University of Utah researchers asked that question in a study published recently in the academic journal Cell Reports. The findings, they say, could potentially lead to interventions and treatments for obesity and metabolic disease.
“Many different species in the world have evolved these extraordinary superpowers that can help us learn about the mechanisms that are causing diseases in humans, and potentially prevent those diseases,” said Christopher Gregg, associate professor in the Department of Neurology & Anatomy.
“And the ability to sequence and analyze genomes has really revolutionized our ability to uncover these secrets underlying these superpowers, or the mechanisms that evolved.

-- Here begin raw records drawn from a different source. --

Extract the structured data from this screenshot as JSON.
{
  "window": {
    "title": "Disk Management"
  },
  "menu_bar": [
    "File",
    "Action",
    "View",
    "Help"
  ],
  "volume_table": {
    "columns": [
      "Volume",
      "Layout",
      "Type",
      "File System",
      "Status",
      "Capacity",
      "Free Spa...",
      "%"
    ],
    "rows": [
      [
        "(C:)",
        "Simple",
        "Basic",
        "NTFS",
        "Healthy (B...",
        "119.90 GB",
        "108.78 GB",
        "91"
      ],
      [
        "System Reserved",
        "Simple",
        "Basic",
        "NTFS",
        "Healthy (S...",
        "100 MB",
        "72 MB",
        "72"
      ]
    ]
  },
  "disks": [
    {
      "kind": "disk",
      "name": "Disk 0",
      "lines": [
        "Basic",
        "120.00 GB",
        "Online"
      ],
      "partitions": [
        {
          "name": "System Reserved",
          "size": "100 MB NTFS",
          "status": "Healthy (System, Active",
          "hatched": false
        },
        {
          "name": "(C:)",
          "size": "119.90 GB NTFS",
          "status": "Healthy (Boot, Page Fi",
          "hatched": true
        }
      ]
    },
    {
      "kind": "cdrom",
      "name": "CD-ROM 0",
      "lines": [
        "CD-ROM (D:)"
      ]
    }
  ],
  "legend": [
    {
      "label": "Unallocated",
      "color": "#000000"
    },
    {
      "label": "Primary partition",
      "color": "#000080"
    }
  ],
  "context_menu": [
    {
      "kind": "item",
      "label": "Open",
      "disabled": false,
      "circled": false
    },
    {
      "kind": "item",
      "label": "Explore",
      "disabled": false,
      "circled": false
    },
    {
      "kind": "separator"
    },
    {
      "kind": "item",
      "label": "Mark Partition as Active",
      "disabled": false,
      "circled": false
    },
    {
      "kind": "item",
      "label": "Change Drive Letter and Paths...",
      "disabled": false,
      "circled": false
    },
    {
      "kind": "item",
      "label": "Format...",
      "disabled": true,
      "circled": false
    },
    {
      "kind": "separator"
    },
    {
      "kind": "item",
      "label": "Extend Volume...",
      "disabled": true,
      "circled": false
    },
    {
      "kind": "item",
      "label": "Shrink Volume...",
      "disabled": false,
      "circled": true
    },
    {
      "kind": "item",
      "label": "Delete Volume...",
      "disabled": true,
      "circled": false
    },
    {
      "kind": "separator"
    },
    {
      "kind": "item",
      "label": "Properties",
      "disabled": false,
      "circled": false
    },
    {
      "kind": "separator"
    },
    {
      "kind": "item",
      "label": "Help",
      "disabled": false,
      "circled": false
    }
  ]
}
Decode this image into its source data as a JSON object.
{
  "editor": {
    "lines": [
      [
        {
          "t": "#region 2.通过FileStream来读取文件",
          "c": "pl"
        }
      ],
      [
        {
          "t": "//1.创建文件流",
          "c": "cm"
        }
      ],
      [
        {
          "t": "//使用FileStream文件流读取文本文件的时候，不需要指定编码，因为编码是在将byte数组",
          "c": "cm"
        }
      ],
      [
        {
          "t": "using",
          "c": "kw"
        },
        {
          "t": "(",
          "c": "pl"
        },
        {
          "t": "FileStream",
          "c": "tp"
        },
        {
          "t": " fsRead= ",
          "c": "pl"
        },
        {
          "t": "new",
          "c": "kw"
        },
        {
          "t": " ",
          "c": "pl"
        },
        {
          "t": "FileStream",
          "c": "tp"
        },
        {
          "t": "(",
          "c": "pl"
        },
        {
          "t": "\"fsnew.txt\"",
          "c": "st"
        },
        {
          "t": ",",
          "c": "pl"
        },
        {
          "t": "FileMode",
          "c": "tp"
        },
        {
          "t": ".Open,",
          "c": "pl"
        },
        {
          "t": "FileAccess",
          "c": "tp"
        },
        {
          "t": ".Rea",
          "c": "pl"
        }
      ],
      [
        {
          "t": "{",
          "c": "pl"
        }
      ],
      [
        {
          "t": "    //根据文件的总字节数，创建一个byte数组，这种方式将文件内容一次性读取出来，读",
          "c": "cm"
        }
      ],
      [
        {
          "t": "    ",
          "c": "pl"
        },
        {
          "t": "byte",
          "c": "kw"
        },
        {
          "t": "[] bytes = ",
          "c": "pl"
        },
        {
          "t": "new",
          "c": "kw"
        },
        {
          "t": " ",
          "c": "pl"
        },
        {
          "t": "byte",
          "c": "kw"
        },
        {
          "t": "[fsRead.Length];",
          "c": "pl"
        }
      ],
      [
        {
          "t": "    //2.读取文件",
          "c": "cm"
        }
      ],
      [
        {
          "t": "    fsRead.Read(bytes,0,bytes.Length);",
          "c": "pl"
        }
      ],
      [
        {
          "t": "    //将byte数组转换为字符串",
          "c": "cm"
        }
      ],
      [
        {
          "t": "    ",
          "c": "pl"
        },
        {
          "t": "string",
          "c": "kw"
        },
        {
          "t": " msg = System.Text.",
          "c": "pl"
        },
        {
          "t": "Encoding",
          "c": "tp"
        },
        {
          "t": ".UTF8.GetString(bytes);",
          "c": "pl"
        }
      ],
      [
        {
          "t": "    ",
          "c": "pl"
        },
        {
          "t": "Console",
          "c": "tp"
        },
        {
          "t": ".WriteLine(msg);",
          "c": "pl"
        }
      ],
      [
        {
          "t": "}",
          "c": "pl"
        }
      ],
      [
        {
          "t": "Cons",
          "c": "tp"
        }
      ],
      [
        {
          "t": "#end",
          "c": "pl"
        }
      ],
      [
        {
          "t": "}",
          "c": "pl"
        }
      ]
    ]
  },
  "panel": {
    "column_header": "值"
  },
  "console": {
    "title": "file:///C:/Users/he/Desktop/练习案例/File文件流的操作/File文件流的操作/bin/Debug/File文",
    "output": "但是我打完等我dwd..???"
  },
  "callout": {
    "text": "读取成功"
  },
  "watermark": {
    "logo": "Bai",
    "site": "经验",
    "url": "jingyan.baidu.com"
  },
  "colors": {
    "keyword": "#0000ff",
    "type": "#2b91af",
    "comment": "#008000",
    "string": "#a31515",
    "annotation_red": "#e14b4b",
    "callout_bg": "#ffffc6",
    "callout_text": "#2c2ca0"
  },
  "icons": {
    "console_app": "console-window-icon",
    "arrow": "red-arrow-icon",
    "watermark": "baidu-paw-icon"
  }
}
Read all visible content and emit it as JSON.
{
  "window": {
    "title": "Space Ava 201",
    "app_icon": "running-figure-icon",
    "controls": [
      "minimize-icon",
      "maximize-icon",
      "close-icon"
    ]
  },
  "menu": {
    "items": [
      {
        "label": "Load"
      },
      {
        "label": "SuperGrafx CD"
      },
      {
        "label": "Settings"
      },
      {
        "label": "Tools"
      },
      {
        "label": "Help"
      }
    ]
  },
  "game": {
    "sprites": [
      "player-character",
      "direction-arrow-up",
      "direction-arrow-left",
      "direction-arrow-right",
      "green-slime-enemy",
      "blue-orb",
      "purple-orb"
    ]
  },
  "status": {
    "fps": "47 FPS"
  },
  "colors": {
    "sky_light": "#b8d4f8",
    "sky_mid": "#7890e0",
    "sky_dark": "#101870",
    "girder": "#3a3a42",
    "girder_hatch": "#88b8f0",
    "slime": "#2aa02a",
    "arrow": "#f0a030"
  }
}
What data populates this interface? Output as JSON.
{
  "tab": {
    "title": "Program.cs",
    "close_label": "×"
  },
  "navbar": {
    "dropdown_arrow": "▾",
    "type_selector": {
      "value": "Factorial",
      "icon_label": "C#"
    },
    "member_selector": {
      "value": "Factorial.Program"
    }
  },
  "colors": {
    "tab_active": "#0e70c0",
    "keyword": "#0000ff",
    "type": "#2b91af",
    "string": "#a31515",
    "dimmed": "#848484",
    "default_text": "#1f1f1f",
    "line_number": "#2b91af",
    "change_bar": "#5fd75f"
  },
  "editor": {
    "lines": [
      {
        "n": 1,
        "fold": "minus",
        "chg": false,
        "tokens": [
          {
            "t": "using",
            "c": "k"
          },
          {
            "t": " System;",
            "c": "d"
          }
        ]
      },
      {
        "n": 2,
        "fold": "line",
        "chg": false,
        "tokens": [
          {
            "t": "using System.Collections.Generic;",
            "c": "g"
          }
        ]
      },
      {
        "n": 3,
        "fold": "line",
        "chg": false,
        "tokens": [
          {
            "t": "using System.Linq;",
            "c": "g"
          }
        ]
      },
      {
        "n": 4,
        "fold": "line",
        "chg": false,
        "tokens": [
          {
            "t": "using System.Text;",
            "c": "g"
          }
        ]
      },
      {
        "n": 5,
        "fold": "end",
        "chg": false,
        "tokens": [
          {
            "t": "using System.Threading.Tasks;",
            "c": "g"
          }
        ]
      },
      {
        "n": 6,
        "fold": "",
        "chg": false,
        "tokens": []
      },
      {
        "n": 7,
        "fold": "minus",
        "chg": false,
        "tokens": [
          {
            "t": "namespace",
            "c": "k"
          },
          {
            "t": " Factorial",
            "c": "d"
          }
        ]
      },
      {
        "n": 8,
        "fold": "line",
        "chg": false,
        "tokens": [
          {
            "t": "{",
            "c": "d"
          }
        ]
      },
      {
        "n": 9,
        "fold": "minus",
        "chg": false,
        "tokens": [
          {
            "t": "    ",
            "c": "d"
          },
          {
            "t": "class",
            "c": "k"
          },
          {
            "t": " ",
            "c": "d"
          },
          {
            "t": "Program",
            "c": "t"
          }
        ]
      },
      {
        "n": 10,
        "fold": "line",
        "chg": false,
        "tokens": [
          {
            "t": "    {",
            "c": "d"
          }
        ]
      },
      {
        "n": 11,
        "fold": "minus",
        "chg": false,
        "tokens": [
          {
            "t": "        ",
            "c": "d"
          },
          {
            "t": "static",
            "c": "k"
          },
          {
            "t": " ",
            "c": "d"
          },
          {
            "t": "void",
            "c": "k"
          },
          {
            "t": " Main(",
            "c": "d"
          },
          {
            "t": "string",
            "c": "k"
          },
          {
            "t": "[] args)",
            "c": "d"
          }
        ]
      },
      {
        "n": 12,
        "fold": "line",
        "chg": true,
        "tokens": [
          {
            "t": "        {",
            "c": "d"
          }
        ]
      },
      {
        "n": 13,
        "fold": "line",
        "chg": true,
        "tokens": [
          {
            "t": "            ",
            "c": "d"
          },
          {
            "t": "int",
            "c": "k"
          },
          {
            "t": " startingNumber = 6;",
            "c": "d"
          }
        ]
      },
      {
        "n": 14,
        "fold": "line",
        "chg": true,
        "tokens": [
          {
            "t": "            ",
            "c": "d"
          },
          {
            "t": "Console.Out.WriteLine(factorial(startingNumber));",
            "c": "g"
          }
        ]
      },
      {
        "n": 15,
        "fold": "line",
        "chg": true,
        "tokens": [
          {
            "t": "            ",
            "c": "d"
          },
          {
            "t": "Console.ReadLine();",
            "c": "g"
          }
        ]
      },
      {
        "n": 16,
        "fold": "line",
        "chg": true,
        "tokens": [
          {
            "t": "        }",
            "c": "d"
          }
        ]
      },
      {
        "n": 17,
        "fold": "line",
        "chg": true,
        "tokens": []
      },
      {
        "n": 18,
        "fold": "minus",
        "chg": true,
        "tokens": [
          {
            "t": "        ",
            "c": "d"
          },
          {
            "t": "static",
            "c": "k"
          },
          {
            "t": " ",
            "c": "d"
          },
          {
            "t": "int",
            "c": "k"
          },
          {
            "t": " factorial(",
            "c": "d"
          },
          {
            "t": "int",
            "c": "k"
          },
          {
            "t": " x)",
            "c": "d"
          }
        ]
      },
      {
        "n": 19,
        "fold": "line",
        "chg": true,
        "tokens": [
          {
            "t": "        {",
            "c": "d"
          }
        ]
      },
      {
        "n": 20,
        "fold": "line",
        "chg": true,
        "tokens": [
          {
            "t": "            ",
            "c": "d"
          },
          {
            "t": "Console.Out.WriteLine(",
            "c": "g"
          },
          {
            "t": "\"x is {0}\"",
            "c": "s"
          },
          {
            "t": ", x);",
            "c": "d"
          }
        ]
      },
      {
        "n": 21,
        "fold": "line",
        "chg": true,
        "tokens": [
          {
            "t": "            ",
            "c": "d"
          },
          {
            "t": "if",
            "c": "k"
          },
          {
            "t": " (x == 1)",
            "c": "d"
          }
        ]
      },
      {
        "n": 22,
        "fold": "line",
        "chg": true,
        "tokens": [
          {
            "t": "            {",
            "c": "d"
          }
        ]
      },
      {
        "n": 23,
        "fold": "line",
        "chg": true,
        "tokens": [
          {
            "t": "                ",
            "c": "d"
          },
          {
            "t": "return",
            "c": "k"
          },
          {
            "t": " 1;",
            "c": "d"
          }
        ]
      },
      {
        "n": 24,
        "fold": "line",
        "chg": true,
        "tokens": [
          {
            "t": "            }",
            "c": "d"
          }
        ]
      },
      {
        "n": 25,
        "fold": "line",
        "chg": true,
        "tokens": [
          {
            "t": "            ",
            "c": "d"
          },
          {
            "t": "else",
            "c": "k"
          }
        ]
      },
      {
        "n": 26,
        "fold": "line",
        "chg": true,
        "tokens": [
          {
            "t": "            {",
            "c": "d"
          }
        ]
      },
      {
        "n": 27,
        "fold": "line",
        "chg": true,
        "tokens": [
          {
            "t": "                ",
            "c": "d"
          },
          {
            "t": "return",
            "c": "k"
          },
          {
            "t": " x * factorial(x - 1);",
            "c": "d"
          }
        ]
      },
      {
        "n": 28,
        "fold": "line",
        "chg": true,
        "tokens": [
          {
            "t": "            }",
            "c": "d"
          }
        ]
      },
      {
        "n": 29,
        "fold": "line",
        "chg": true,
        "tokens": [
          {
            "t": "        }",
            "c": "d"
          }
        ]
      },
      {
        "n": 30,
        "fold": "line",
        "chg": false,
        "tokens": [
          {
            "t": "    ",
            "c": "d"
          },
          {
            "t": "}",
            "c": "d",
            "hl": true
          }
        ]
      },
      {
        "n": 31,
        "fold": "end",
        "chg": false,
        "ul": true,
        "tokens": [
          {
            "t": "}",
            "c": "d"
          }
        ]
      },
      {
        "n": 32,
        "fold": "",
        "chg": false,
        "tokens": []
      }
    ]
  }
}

So it’s an exciting time when we can start bringing together human biology and the biology of all these extraordinary animals to learn a lot about each other,” he said.
In the project that began a few years ago, researchers analyzed full genome sequences from small hibernating mammals — the thirteen-lined ground squirrel, little brown bat, gray mouse lemur, and lesser Madagascar hedgehog tenrec.
They also analyzed genomes from humans and non-hibernating animals.
After collecting the “huge” data set of genome sequences that had been shared from researchers around the world, the researchers built software and data analysis tools to compare the genomes. They were looking for parts of the genome that belong to every mammal, including humans. Those shared parts are called “conserved regions.” After eliminating all the parts that aren’t shared, only 5% of the genome remains to examine, Gregg said.
In the four hibernating species, the researchers found that they each had areas of “changed elements” that modified the sequence of their DNA — the changed areas were called “parallel accelerated regions.” Parallel accelerated regions are mechanisms that have evolved independently at an accelerated pace — they’re called “parallel” because they are shared among the four species.
After discovering the parallel accelerated regions, the researchers set out to learn what the regions were and what their function was. Most of the regions aren’t actually genes, Gregg said, but instead are “switches that control when the genes turn on and turn off,” or regulatory elements, that allow them to hibernate.
The “switches” were disproportionately located near genes linked to obesity in humans in the past, Gregg said.
That insight revealed how hibernation evolved, and the potential mechanisms involved in shaping obesity and metabolic traits in humans, according to Gregg.
“It might not be that the genes themselves, alone, are the critical part. It’s the switches that are turning the genes on and off in different ways that are the critical part. So now we have an understanding of the identity of those switches.”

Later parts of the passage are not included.